A systematic review and meta-analysis of cognitive behavioral and psychodynamic therapy for depression in Parkinson’s disease patients

2015 
Numerous practice guidelines have recommended cognitive behavioral therapy (CBT) and psychodynamic therapy as a treatment of choice for depression in Parkinson’s disease (PD). However, no recent meta-analysis has examined the effects of brief psychotherapy (which includes both CBT and psychodynamic therapy) for adult depression in PD. We decided to conduct such a systematic review and meta-analysis. We included randomized controlled trials (RCTs) examining the effects of brief psychotherapy compared with control groups, other support nursing, or pharmacotherapy.
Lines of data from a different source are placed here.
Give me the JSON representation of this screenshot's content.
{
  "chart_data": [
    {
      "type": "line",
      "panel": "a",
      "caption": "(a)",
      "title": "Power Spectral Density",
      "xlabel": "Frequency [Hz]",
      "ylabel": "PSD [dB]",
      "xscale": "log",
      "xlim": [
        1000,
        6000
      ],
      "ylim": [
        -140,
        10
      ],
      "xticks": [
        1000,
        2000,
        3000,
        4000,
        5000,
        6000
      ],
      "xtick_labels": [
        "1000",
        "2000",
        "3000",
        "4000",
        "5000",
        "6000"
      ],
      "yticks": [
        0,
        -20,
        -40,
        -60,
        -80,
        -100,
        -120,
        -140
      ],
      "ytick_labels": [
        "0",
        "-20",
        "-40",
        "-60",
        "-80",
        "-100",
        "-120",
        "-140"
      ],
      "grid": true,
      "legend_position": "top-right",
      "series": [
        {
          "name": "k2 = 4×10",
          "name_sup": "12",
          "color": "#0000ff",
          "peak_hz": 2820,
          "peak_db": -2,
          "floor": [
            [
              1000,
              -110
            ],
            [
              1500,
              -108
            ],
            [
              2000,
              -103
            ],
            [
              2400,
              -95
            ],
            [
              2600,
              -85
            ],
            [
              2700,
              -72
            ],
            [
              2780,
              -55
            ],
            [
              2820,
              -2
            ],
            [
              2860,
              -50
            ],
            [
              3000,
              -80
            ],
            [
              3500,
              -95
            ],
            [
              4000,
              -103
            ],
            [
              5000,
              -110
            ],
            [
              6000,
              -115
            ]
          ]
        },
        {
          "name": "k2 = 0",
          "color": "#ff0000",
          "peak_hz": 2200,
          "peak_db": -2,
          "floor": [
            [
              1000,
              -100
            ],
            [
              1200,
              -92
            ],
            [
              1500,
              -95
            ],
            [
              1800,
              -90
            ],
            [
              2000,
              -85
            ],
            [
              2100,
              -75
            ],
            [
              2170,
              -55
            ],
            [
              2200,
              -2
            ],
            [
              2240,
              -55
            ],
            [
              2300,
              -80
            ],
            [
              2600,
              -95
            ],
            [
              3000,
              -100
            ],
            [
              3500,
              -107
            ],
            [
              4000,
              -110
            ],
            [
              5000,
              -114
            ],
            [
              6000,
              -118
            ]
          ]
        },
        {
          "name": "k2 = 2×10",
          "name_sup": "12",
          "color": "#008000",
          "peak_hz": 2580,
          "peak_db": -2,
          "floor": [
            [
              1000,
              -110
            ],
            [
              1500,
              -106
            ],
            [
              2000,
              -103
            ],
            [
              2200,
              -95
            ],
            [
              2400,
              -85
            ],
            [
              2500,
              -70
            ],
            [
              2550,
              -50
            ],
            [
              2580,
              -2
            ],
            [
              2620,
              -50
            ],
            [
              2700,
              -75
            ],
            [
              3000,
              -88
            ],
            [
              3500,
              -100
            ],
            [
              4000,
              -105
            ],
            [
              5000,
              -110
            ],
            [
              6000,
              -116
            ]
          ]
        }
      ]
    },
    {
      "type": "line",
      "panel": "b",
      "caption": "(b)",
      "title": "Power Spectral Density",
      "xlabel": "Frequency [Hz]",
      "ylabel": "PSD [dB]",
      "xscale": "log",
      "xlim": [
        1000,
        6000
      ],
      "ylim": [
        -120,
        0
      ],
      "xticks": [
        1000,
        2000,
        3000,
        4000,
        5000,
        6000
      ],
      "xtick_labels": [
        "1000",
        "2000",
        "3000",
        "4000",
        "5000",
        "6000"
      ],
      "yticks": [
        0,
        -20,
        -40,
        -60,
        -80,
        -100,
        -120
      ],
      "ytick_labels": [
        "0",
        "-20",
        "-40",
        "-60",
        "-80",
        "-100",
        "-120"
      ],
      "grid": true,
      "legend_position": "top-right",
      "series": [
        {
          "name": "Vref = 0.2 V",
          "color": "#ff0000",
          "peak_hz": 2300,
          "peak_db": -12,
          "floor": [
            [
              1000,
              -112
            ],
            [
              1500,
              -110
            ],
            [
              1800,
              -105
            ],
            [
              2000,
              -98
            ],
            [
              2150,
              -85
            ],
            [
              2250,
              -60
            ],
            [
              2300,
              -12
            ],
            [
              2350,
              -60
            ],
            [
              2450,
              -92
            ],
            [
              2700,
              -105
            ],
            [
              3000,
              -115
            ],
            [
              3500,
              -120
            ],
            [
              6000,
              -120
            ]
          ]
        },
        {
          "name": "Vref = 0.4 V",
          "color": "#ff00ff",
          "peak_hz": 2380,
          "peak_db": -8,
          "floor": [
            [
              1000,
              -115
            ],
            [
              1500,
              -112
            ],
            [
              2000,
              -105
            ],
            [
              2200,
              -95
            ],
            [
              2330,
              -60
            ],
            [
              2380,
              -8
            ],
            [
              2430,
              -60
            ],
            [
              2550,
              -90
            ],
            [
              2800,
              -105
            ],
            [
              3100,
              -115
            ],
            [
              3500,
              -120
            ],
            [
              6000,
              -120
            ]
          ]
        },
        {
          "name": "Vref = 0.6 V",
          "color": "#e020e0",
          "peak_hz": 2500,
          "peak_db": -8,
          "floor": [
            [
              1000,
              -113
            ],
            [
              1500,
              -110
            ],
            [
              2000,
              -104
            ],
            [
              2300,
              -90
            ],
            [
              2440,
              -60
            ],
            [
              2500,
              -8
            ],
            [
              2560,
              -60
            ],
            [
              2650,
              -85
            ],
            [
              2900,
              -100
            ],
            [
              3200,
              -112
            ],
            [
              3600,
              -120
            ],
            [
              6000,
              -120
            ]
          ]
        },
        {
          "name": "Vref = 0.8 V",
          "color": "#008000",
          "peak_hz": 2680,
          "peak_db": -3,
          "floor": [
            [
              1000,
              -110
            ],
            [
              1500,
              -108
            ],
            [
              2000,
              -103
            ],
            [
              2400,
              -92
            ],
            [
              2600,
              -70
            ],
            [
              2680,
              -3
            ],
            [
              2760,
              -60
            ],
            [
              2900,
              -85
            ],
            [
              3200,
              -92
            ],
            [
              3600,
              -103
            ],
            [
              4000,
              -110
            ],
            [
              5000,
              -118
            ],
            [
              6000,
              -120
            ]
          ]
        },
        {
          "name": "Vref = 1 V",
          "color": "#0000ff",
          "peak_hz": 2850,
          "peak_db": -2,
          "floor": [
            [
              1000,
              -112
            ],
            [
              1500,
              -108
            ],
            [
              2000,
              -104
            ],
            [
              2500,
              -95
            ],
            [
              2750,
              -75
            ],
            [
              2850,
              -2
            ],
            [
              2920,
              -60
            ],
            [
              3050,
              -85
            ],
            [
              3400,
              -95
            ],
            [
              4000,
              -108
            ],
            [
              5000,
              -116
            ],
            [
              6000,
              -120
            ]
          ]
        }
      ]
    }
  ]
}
The quality of included studies was strictly evaluated. Twelve studies including 766 patients met all inclusion criteria. The result showed that brief psychotherapy could evidently improve the HAMD (p < 0.00001) and Moca scale (p = 0.006). There was no statistical significance in PDQ-39 scale (p = 0.31). In the subgroup analysis by types of brief psychotherapy, the efficacy of psychodynamic psychotherapy was better than CBT (SMD = −2.02 vs SMD = −0.90) for the outcome measure according to HAMD scale. Meanwhile, we found brief psychotherapy in China was more effective than in US (SMD = −1.54 vs SMD = −1.23), and in low quality studies was more efficacious than in high quality studies (SMD = −1.50 vs SMD = −1.33). Time of brief psychotherapy treatment above 6 weeks was superior to studies with less than 6 weeks treatment. We found brief psychotherapy is probable effective in the management of depression in PD patients. But one reason to undermine the validity of findings is high clinical heterogeneity and low methodological quality of the included trials.